The 2022 Quartersnacks Year in Review: 5-1

The final installment of the QS year in review. Still have the Readers Poll results, Top 10 of the Year, etc. to get through :)

Previously: 25-16, 15-6.

5. Inflation Gets The Dollar Slice

Whether it was your landlord jacking up the rent by $1,000 for the place you snagged during peak COVID panic, or reeling from the first-ever unanimous hike in deck prices — it was tough to not talk about money during 2022.

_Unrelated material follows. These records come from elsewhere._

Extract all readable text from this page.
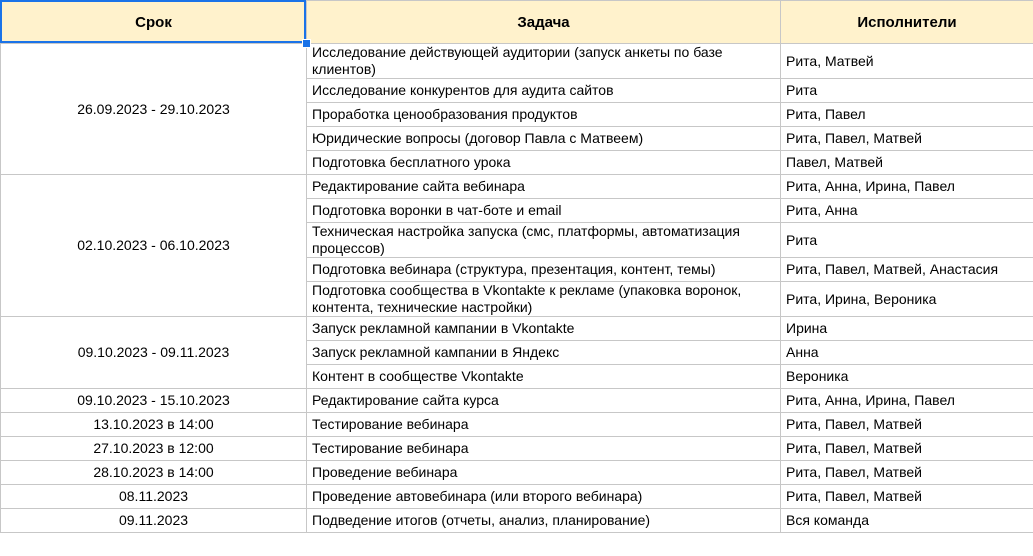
Срок	Задача	Исполнители
26.09.2023 - 29.10.2023	Исследование действующей аудитории (запуск анкеты по базе клиентов)	Рита, Матвей
	Исследование конкурентов для аудита сайтов	Рита
	Проработка ценообразования продуктов	Рита, Павел
	Юридические вопросы (договор Павла с Матвеем)	Рита, Павел, Матвей
	Подготовка бесплатного урока	Павел, Матвей
02.10.2023 - 06.10.2023	Редактирование сайта вебинара	Рита, Анна, Ирина, Павел
	Подготовка воронки в чат-боте и email	Рита, Анна
	Техническая настройка запуска (смс, платформы, автоматизация процессов)	Рита
	Подготовка вебинара (структура, презентация, контент, темы)	Рита, Павел, Матвей, Анастасия
	Подготовка сообщества в Vkontakte к рекламе (упаковка воронок, контента, технические настройки)	Рита, Ирина, Вероника
09.10.2023 - 09.11.2023	Запуск рекламной кампании в Vkontakte	Ирина
	Запуск рекламной кампании в Яндекс	Анна
	Контент в сообществе Vkontakte	Вероника
09.10.2023 - 15.10.2023	Редактирование сайта курса	Рита, Анна, Ирина, Павел
13.10.2023 в 14:00	Тестирование вебинара	Рита, Павел, Матвей
27.10.2023 в 12:00	Тестирование вебинара	Рита, Павел, Матвей
28.10.2023 в 14:00	Проведение вебинара	Рита, Павел, Матвей
08.11.2023	Проведение автовебинара (или второго вебинара)	Рита, Павел, Матвей
09.11.2023	Подведение итогов (отчеты, анализ, планирование)	Вся команда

It is almost insane that dollar slices existed for as long as they did. Their run defied the odds, year after year, with an unprecedented resilience matched perhaps only by 99¢ Arizona cans. Today, it’s still the same bad slice that tastes better on the way home after a few drinks, but now, it’s $1.50 — or, shit, even $2.

Yes, there are a few $1 holdouts, but it’s only a matter of time…

4. Leo Heinert’s PROdemic Part

At least half of the most famous spots in New York have a crazy Leo Heinert trick on their scroll — often one that unlocked another approach to the spot altogether. Yet Leo’s Torro part finds him in another realm. He skates already slippery midtown marble …in the rain. He grinds up granite hubbas …landing into their stairs. He charges the wrong way on the Flushing six …and still finds time to nollie flip out of it.

He changed his Insta name to his real name instead of @tonyhawkny this year, but that old one really summed up this part.

3. They’re Repaving Tompkins

We knew this day would come, especially as the cracks in the ground have worsened tenfold in recent years. Community Board 3 announced a plan that would remove the dugouts, add more benches, a drinking fountain, a [non-rubber] walking loop (e.g. it’s only painted on the ground), and of course, new asphalt. All of this is slated to be complete by fall 2023.

How the asphalt cures and whether it’s that shit that turns soft in the summer is anyone’s guess, but for our purposes, an important piece of information practically flew under the radar: they’re finally ending permitted sports, putting an end to decades of skater v.s. softballer warfare.

2. Tyshawn’s Subway Gap Tricks

What’s better than kickflipping over a live MTA subway track and keeping it under wraps until it lands on a Thrasher cover? Probably going back three nights in a row to backside flip it after your three parts for the year already dropped. The speed with which the initial trick was one-upped practically lead certain people into being misled that a New York City subway track “isn’t that big.” Lol.

As we did with the last time Tyshawn won S.O.T.Y., there’s really no need for a Q.S.S.O.T.Y. this year. We’re with Thrasher on this one.

1. The Bench Goes South

How do you write about this without veering into “skaters r so different!”-isms…

It might be impossible.

But it’s so lovingly fucking idiotic that a guy abducted a bench from an Orange County courthouse when George W. Bush was president, skated it in a famous part that burned it into the brains of multiple generations of skateboarders, lost it, replicated it, found another one, then dropped it off at the most famous flatground spot in a city ~3,000 miles away — and that’s only half the story, and not even the funniest part of it.

Late this past summer, Harry Bergenfield and co. kidnapped the bench from Tompkins, brought it to Philadelphia‘s most famous flatground spot, landed it on the news, had IT stolen by groundskeepers, who then were then jedi mind tricked by a group of enterprising Virginians into forfeiting it, brought it to the south, and it continued down I-95 to land in the Peach State.

According to Google Maps, this innocuous 300 pound hunk of metal travelled 3,710 miles. If that isn’t a testament to the brilliant moron magic of skateboarders, what is?